Nach Auffassung des IV. Senats des BFH hat die gesetzgeberische Entscheidung, eine dem Revisionsrecht vergleichbare Regelung zur Korrektur auch der Verletzung von Verfahrensgrundrechten bewusst nicht zu schaffen, zur Folge, dass künftig auch im finanzgerichtlichen Verfahren die außerordentliche Beschwerde nicht mehr statthaft ist (Beschluss vom 5. Dezember 2002 IV B 190/02, BFHE 200, 42, BStBl II 2003, 269). Dieser Entscheidung schließt sich der erkennende Senat an (vgl. ferner BFH-Beschlüsse vom 17. Dezember 2002 X B 81/02, BFH/NV 2003, 499; vom 12. Dezember 2002 V B 185/02, BFHE 200, 46, BStBl II 2003, 270; vom 16. Dezember 2002 VII B 157/02, BFH/NV 2003, 633; vom 27. Dezember 2002 IV B 225/02, NV; vom 29. Januar 2003 I B 114/02, BStBl II 2003, 317). Der Gesetzgeber hat mit § 321a ZPO erstmals eine Abhilfemöglichkeit für Verfahren vorgesehen, in denen eine Überprüfung des erstinstanzlichen Urteils zuvor nicht möglich war. Dieser für das Urteilsverfahren getroffenen Regelung ist ein allgemeiner Grundsatz zu entnehmen, der auch und erst recht im Beschlussverfahren zur Anwendung kommen muss. Danach obliegt die Abhilfe dem Gericht, das den Verfahrensverstoß begangen hat (judex a quo). Die Fehlerkorrektur innerhalb der Instanz ist nach der Vorstellung des Gesetzgebers vorzugswürdig, weil sie eine einfache und ökonomische Erledigung ermöglicht (BTDrucks 14/4722, S. 85). Diesem nunmehr in der ZPO normierten Rechtsgedanken kommt auch im Anwendungsbereich der FGO Bedeutung zu, da nach § 155 FGO die ZPO ―soweit die FGO keine Bestimmungen über das Verfahren enthält― sinngemäß anzuwenden ist, wenn dies die grundsätzlichen Unterschiede der beiden Verfahrensordnungen nicht ausschließen.

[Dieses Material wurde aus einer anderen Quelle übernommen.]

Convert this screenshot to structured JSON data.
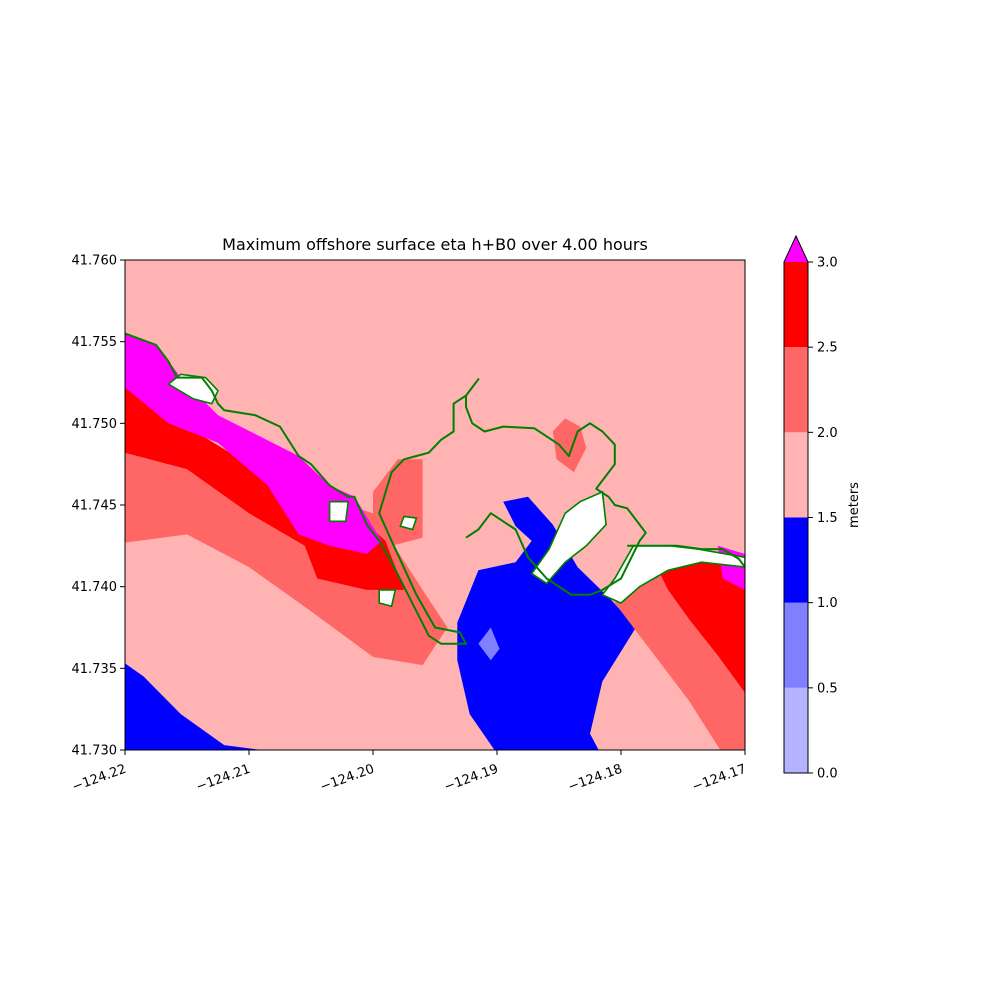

Angesichts der dargelegten Gründe sieht der Senat keine Möglichkeit mehr, in eng begrenzten Ausnahmefällen eine außerordentliche Beschwerde zuzulassen. Den Belangen der Rechtsuchenden kann auch im Rahmen der FGO mit der Gegenvorstellung Rechnung getragen werden. Über die Gegenvorstellung entscheidet das Instanzgericht. Dies gilt auch für die Gegenvorstellung der Klägerin vom 20. Dezember 2002.